Diagnose bedeutet für viele betroffene Hunde das Ende.

Jessie sah ihr weiteres Leben allerdings deutlich pragmatischer als es ein

Mensch je könnte. Ein Tier verbittert nicht an körperlichen Einschränkungen.

Als Kind kannte ich einen dreibeinigen Schäferhund, der einfach mit seiner

Behinderung lebte und steinalt wurde. Auch Jessie hatte keine Probleme, sich

fortzubewegen. Schmerzen hatte sie ja keine und wenn der Hintern mal zu

schwer wurde stand sie sich einfach wieder auf. Als das schwieriger wurde,

haben wir ihr einen Rolli beschafft, in den ihre hinteren Beine eingehängt

wurden. Anfangs stand sie dem Ding sehr skeptisch gegenüber, aber als sie

verstand, welche Möglichkeiten sie jetzt wieder hatte, war es sofort ihr

Lieblingssportgerät. Man darf nicht vergessen: Dieser Hund war organisch kerngesund, hatte wache Augen, roch alles, hörte

alles, sah alles, naschte für sein Leben gern und hätte am liebsten die Katze verjagt, die da auf der Wiese lief. Der Rolli erlaubte

uns, wieder Stöckchen und Bälle zu werfen und Jessie raste mit Volldampf in ihrem Roadster hinterher.

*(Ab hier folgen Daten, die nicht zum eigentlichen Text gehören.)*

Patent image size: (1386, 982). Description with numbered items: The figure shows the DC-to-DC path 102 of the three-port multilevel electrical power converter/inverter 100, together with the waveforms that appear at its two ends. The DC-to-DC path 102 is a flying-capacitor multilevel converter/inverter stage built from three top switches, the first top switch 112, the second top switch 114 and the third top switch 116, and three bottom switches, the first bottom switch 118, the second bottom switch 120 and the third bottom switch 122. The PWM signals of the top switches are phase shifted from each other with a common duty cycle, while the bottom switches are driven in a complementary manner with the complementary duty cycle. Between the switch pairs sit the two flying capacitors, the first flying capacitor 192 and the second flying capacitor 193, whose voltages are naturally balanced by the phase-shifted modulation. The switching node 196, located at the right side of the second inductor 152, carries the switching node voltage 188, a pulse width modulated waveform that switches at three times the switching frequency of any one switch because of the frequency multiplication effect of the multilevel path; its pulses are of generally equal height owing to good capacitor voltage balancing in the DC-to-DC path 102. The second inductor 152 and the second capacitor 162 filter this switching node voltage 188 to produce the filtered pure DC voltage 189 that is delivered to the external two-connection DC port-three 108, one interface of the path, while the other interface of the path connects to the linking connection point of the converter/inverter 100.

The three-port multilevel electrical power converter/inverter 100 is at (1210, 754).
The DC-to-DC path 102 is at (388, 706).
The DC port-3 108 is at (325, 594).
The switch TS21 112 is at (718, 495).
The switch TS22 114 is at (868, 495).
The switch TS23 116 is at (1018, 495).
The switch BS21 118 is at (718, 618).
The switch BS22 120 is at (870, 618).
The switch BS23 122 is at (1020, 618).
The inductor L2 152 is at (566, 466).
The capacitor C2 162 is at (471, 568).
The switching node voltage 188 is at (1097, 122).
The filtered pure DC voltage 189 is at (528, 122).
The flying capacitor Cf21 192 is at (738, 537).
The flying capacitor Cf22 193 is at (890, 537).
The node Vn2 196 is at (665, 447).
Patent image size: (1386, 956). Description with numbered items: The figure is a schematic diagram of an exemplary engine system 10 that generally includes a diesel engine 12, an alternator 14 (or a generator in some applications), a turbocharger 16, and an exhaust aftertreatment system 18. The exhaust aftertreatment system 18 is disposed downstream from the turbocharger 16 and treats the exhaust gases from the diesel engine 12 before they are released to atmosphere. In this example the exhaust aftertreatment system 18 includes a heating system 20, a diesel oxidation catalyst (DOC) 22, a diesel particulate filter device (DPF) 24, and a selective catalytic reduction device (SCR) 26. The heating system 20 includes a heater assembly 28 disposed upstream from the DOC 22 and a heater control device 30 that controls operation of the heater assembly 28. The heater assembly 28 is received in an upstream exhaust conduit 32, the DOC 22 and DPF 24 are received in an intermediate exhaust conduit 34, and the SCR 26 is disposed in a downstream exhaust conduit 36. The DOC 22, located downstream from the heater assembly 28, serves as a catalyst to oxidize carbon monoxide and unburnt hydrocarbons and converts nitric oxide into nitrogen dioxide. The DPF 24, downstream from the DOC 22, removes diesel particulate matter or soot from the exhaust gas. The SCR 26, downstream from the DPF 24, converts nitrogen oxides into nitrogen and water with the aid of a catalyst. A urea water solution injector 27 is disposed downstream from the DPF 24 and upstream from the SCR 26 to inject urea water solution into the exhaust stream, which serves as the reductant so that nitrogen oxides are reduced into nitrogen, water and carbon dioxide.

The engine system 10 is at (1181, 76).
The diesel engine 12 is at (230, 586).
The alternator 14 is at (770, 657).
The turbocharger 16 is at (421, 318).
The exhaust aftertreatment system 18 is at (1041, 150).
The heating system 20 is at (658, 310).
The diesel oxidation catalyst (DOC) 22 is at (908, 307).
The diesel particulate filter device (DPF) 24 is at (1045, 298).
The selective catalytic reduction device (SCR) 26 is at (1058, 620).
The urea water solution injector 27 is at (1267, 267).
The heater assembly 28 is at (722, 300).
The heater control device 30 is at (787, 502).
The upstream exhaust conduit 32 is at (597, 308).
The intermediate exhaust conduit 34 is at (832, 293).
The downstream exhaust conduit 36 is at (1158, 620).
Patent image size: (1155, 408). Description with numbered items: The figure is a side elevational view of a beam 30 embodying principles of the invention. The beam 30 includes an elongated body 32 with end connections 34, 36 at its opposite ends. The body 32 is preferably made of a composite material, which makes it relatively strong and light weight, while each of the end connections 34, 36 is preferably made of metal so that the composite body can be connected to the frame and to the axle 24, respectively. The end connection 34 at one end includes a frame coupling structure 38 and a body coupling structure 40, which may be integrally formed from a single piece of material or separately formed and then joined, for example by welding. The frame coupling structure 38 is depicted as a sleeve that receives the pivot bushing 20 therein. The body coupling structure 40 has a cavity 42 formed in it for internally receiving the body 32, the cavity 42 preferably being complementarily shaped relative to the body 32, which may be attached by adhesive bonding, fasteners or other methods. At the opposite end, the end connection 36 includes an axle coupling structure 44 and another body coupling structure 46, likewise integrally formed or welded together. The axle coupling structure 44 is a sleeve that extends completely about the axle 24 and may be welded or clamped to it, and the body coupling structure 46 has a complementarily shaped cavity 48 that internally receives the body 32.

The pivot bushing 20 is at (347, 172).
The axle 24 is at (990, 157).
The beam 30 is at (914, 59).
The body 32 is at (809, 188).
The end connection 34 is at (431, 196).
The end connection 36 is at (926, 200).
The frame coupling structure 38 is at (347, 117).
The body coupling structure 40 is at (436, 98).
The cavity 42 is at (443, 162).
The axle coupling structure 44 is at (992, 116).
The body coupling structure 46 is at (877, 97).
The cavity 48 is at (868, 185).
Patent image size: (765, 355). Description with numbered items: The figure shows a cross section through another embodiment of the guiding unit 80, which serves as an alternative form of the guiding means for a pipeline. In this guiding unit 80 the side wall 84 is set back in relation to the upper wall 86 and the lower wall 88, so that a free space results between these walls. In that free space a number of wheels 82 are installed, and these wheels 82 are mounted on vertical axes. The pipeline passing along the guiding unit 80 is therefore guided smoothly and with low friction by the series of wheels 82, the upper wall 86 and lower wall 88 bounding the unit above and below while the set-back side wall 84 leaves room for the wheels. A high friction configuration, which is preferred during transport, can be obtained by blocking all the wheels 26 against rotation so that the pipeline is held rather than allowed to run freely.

Ich weiß nicht mehr, wie oft wir uns gefragt haben, wann der richtige Zeitpunkt wäre. Der Zeitpunkt, an dem wir keine Lösung

mehr finden würden, wie wir bislang immer eine gefunden hatten. Eines Tages musste ich feststellen, dass es ihr beim Gassi

gehen schwer fiel, mit ihrem Gespann in Schwung zu kommen. Auch am folgenden Tag war es nicht besser. Sie wollte auf ihre

Hundecouch und ich half ihr dabei. Dann sah sie uns an, als wenn sie sagen wollte, „Leute, jetzt müsst ihr was tun“. Als ihr

langjähriger Tierarzt und seine Frau zu uns kam, begrüßte sie ihn, indem sie seine Hand abschleckte, legte sich dann hin und

schloss die Augen, als wenn sie schlafen würde. Ich habe noch nie einen Hund gesehen, der friedlich die Augen geschlossen

hatte, während er über die Regenbogenbrücke ging.

Der Tierarzt, seine Frau, unser Sohn und wir beide saßen mit Tränen in den Augen noch eine viertel Stunde zusammen und

Jessie lag wie schlafend auf ihrer Couch.